Galletas Gullón (Gullón Biscuits) is a Spanish food sector company dedicated to the manufacture of crackers and biscuits. Founded in 1892, in Aguilar de Campoo in the province of Palencia surrounded by wheat fields, Gullón has been the leading producer of biscuits in Spain. In 2009, it had an annual production of 102 million kg and a turnover of 163 million euros and in 2014 with a turnover of 286.6 million euros. Gullón had a turnover of 630 million euros in 2023.

Gullón has two production factories; in Aguilar de Campoo, the second Gullón II, located next to the Cantabria-Meseta motorway and opened in 2003, covers an area of 100,000 m2, and is the largest biscuit factory in Europe.

Gullon’s CEO and Managing Director since 1983 has been María Teresa Rodríguez Sainz-Rozas, who defends the profit reinvestment policy and allocates almost 2% of turnover to R&D intensity projects.

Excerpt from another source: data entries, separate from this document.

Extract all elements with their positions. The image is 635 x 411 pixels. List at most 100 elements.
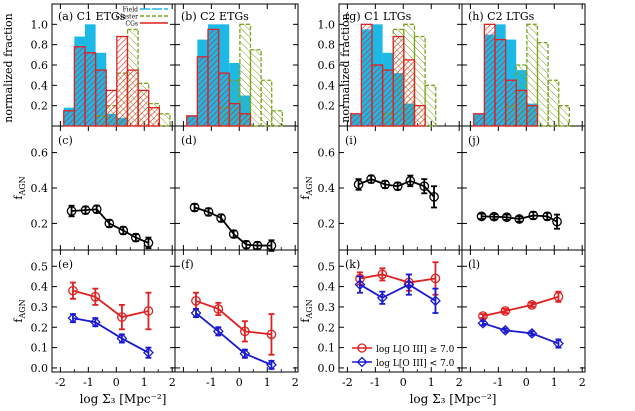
x-tick-label: 2 — [579, 376, 586, 389]
fagn-subscript: AGN — [18, 176, 27, 196]
hist-bar-cgs — [186, 115, 199, 127]
fagn-ylabel: fAGN — [299, 176, 314, 199]
hist-ytick-label: 0.2 — [31, 100, 49, 113]
bot-ytick-label: 0.1 — [318, 342, 336, 355]
data-point — [501, 212, 512, 223]
hist-bar-cgs — [494, 38, 507, 127]
hist-bar-cgs — [526, 105, 539, 127]
panel-frame — [461, 249, 586, 373]
hist-ytick-label: 1.0 — [31, 18, 49, 31]
hist-bar-cgs — [515, 89, 528, 127]
data-point — [189, 202, 200, 213]
hist-bar-cgs — [94, 69, 107, 127]
x-tick-label: -1 — [83, 376, 94, 389]
hist-bar-cluster — [260, 79, 273, 127]
data-point — [191, 295, 201, 306]
data-point — [252, 240, 263, 251]
fagn-subscript: AGN — [305, 176, 314, 196]
data-point — [353, 179, 364, 190]
panel-label: (a) C1 ETGs — [58, 10, 126, 23]
x-tick-label: -1 — [493, 376, 504, 389]
fagn-ylabel: fAGN — [12, 299, 27, 322]
hist-bar-cgs — [228, 102, 241, 127]
hist-bar-cluster — [558, 105, 570, 127]
bot-ytick-label: 0.2 — [31, 321, 49, 334]
bot-ytick-label: 0.3 — [318, 301, 336, 314]
x-tick-label: -2 — [55, 376, 66, 389]
x-tick-label: 1 — [264, 376, 271, 389]
hist-bar-cgs — [413, 105, 426, 127]
data-point — [419, 181, 430, 192]
data-point — [528, 210, 539, 221]
hist-bar-cgs — [207, 28, 220, 127]
data-point — [553, 291, 564, 302]
hist-bar-cgs — [63, 110, 76, 127]
hist-bar-cluster — [424, 84, 437, 127]
fagn-ylabel: fAGN — [299, 299, 314, 322]
data-point — [266, 240, 277, 251]
hist-bar-cgs — [217, 72, 230, 127]
data-point — [553, 338, 564, 349]
data-point — [430, 273, 441, 284]
panel-frame — [174, 249, 299, 373]
data-point — [213, 304, 224, 314]
hist-bar-cgs — [148, 107, 160, 127]
data-point — [403, 279, 415, 290]
fagn-ylabel: fAGN — [12, 176, 27, 199]
x-tick-label: 2 — [456, 376, 463, 389]
hist-bar-cgs — [137, 89, 150, 127]
right-ylabel-hist: normalized fraction — [339, 13, 352, 123]
x-tick-label: 0 — [523, 376, 530, 389]
hist-bar-cgs — [350, 113, 363, 127]
data-point — [514, 214, 525, 224]
series-line — [359, 283, 436, 302]
data-point — [118, 225, 129, 236]
hist-ytick-label: 1.0 — [318, 18, 336, 31]
data-point — [228, 229, 239, 239]
hist-bar-cgs — [196, 56, 209, 127]
panel-frame — [461, 125, 586, 251]
panel-label: (k) — [345, 258, 360, 271]
data-point — [116, 333, 128, 344]
data-point — [476, 211, 487, 222]
mid-ytick-label: 0.2 — [318, 217, 336, 230]
x-tick-label: 2 — [169, 376, 176, 389]
legend-label-cluster: Cluster — [116, 14, 138, 21]
panel-label: (i) — [345, 134, 357, 147]
mid-ytick-label: 0.6 — [318, 147, 336, 160]
series-line — [482, 295, 559, 317]
x-tick-label: 1 — [551, 376, 558, 389]
data-point — [240, 326, 250, 337]
hist-bar-cluster — [239, 23, 252, 127]
panel-label: (e) — [58, 258, 73, 271]
hist-ytick-label: 0.8 — [318, 39, 336, 52]
legend-marker-high — [357, 343, 367, 353]
hist-bar-cluster — [547, 79, 560, 127]
data-point — [212, 325, 224, 337]
data-point — [392, 181, 403, 192]
x-tick-label: -1 — [370, 376, 381, 389]
x-tick-label: 1 — [141, 376, 148, 389]
series-line — [195, 312, 272, 366]
data-point — [429, 192, 439, 202]
panel-label: (d) — [181, 134, 197, 147]
data-point — [104, 218, 115, 229]
series-line — [72, 317, 149, 354]
hist-bar-cgs — [126, 69, 139, 127]
hist-ytick-label: 0.2 — [318, 100, 336, 113]
hist-bar-cgs — [504, 79, 517, 127]
hist-bar-cgs — [473, 113, 486, 127]
bot-ytick-label: 0.5 — [31, 260, 49, 273]
data-point — [90, 291, 101, 302]
data-point — [489, 211, 499, 222]
data-point — [526, 327, 538, 339]
legend-marker-low — [356, 356, 368, 368]
data-point — [366, 174, 376, 184]
x-tick-label: -1 — [206, 376, 217, 389]
data-point — [143, 347, 154, 359]
hist-bar-cgs — [403, 59, 416, 127]
data-point — [68, 285, 78, 296]
data-point — [203, 207, 214, 217]
data-point — [216, 213, 226, 223]
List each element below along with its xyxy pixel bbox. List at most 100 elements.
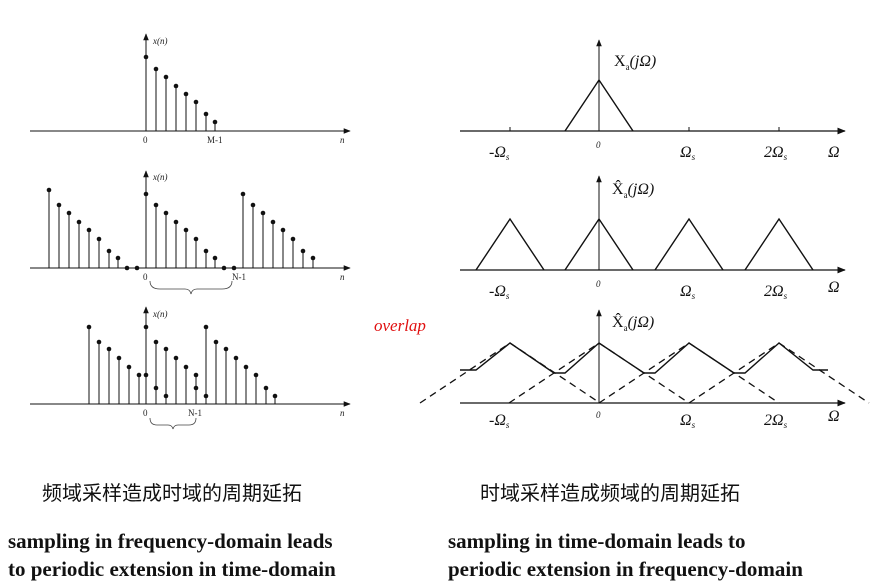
spectrum-replica-1: [654, 217, 724, 271]
tick-zero: 0: [596, 410, 601, 420]
spectrum-replica-neg1: [475, 217, 545, 271]
stem-dot: [221, 265, 227, 271]
stem-dot: [193, 99, 199, 105]
origin-label: 0: [143, 272, 148, 282]
tick-neg-omega-s: -Ωs: [489, 412, 510, 430]
end-label: M-1: [207, 135, 223, 145]
stem-dot: [203, 111, 209, 117]
stem-dot: [240, 191, 246, 197]
ylabel-xn: x(n): [152, 309, 168, 319]
stem-dot: [270, 219, 276, 225]
periodic-sequence-stems: [46, 187, 316, 271]
caption-left-en: sampling in frequency-domain leads to pe…: [8, 527, 336, 583]
tick-2-omega-s: 2Ωs: [764, 283, 788, 301]
time-plot-3: x(n) 0 N-1 n: [30, 306, 351, 430]
stem-dot: [193, 372, 199, 378]
ylabel-xn: x(n): [152, 172, 168, 182]
stem-dot: [213, 339, 219, 345]
stem-dot: [86, 324, 92, 330]
stem-dot: [173, 355, 179, 361]
axis-var-omega: Ω: [828, 279, 840, 296]
caption-right-cn: 时域采样造成频域的周期延拓: [480, 481, 740, 505]
tick-omega-s: Ωs: [680, 144, 696, 162]
tick-zero: 0: [596, 279, 601, 289]
stem-dot: [106, 248, 112, 254]
stem-dot: [310, 255, 316, 261]
end-label: N-1: [232, 272, 246, 282]
caption-right-en-line2: periodic extension in frequency-domain: [448, 557, 803, 581]
stem-dot: [272, 393, 278, 399]
stem-dot: [193, 236, 199, 242]
stem-dot: [116, 355, 122, 361]
stem-dot: [231, 265, 237, 271]
caption-left-en-line2: to periodic extension in time-domain: [8, 557, 336, 581]
replica-1-dashed: [598, 342, 780, 404]
stem-dot: [260, 210, 266, 216]
stem-dot: [163, 210, 169, 216]
axis-var-n: n: [340, 408, 345, 418]
stem-dot: [153, 66, 159, 72]
stem-dot: [143, 372, 149, 378]
stem-dot: [86, 227, 92, 233]
stem-dot: [290, 236, 296, 242]
origin-label: 0: [143, 135, 148, 145]
stem-dot: [203, 248, 209, 254]
caption-left-cn: 频域采样造成时域的周期延拓: [42, 481, 302, 505]
period-brace: [149, 280, 233, 295]
stem-dot: [143, 54, 149, 60]
stem-dot: [76, 219, 82, 225]
end-label: N-1: [188, 408, 202, 418]
tick-neg-omega-s: -Ωs: [489, 144, 510, 162]
stem-dot: [163, 346, 169, 352]
stem-dot: [153, 339, 159, 345]
caption-right-en: sampling in time-domain leads to periodi…: [448, 527, 803, 583]
caption-left-en-line1: sampling in frequency-domain leads: [8, 529, 333, 553]
time-plot-2: x(n) 0 N-1 n: [30, 170, 351, 295]
spectrum-plot-1: Xa(jΩ) -Ωs 0 Ωs 2Ωs Ω: [460, 39, 846, 162]
spectrum-replica-0: [564, 217, 634, 271]
aliased-sequence-stems: [86, 324, 278, 404]
stem-dot: [280, 227, 286, 233]
replica-neg1-dashed: [419, 342, 601, 404]
stem-dot: [300, 248, 306, 254]
stem-dot: [173, 83, 179, 89]
time-plot-1: x(n) 0 M-1 n: [30, 33, 351, 145]
stem-dot: [212, 119, 218, 125]
stem-dot: [203, 324, 209, 330]
stem-dot: [143, 324, 149, 330]
spectrum-replica-2: [744, 217, 814, 271]
stem-dot: [134, 265, 140, 271]
axis-var-n: n: [340, 135, 345, 145]
caption-right-en-line1: sampling in time-domain leads to: [448, 529, 746, 553]
stem-dot: [223, 346, 229, 352]
stem-dot: [212, 255, 218, 261]
stem-dot: [183, 227, 189, 233]
tick-2-omega-s: 2Ωs: [764, 144, 788, 162]
ylabel-xn: x(n): [152, 36, 168, 46]
tick-zero: 0: [596, 140, 601, 150]
stem-dot: [124, 265, 130, 271]
baseband-spectrum: [564, 78, 634, 132]
stem-dot: [115, 255, 121, 261]
spectrum-label: X̂a(jΩ): [612, 179, 654, 200]
stem-dot: [250, 202, 256, 208]
stem-dot: [233, 355, 239, 361]
stem-dot: [66, 210, 72, 216]
stem-dot: [173, 219, 179, 225]
stem-dot: [46, 187, 52, 193]
overlap-label: overlap: [374, 316, 426, 335]
stem-dot: [143, 191, 149, 197]
stem-dot: [153, 385, 159, 391]
spectrum-plot-3: X̂a(jΩ) -Ωs 0 Ωs 2Ωs Ω: [419, 309, 870, 430]
replica-2-dashed: [688, 342, 870, 404]
stem-dot: [193, 385, 199, 391]
spectrum-label: X̂a(jΩ): [612, 312, 654, 333]
stem-dot: [136, 372, 142, 378]
stem-dot: [153, 202, 159, 208]
stem-dot: [126, 364, 132, 370]
stem-dot: [183, 364, 189, 370]
stem-dot: [96, 339, 102, 345]
aliased-spectrum: [460, 342, 828, 374]
stem-dot: [106, 346, 112, 352]
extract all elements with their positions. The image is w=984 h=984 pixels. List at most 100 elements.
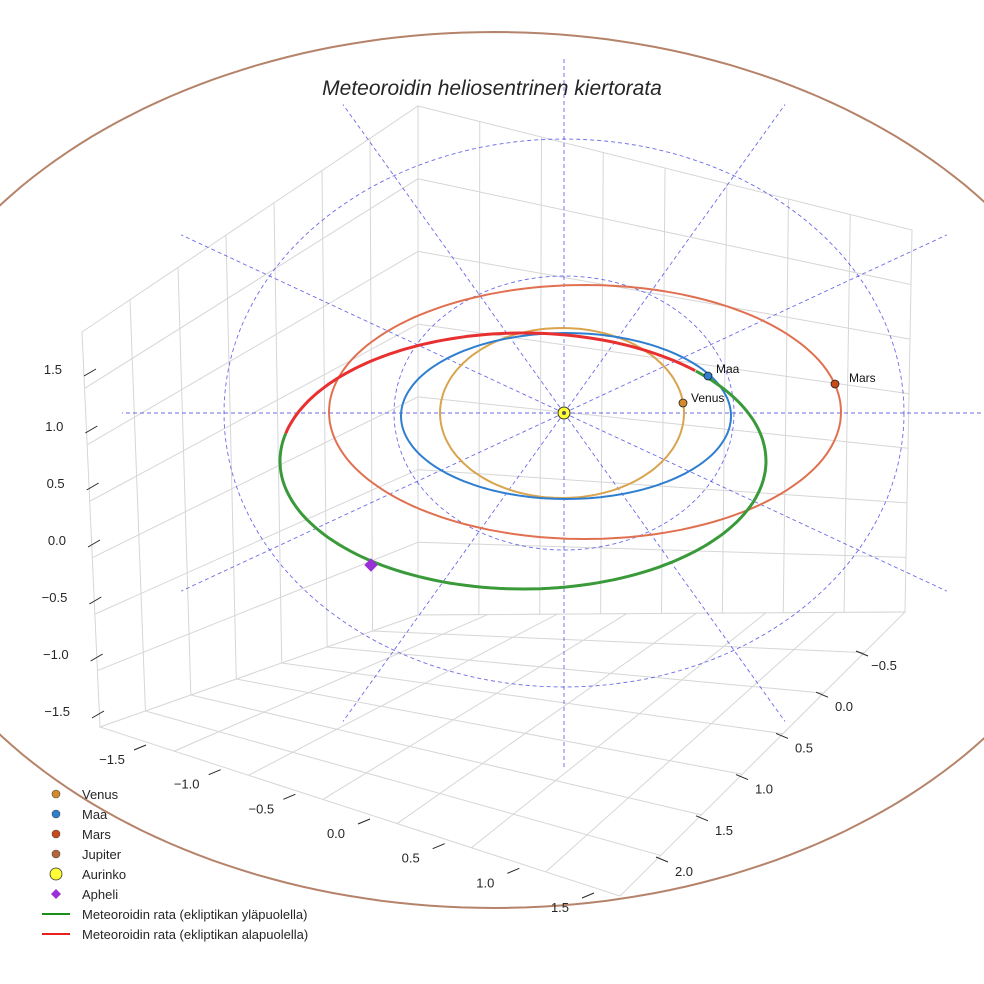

Most of Gullón’s employees are from Aguilar de Campoo and other nearby towns such as Cervera, Herrera or Guardo, in Palencia; or Reinosa and Santander.
Gullon is represented in the United States by Florida-based Jurakan International Corporation.

In 2021, the company experienced growth of more than 10 million euros, 2.5% more than the previous year, reaching a turnover of 419 million euros. In 2022, the company celebrated the 130th anniversary of its foundation.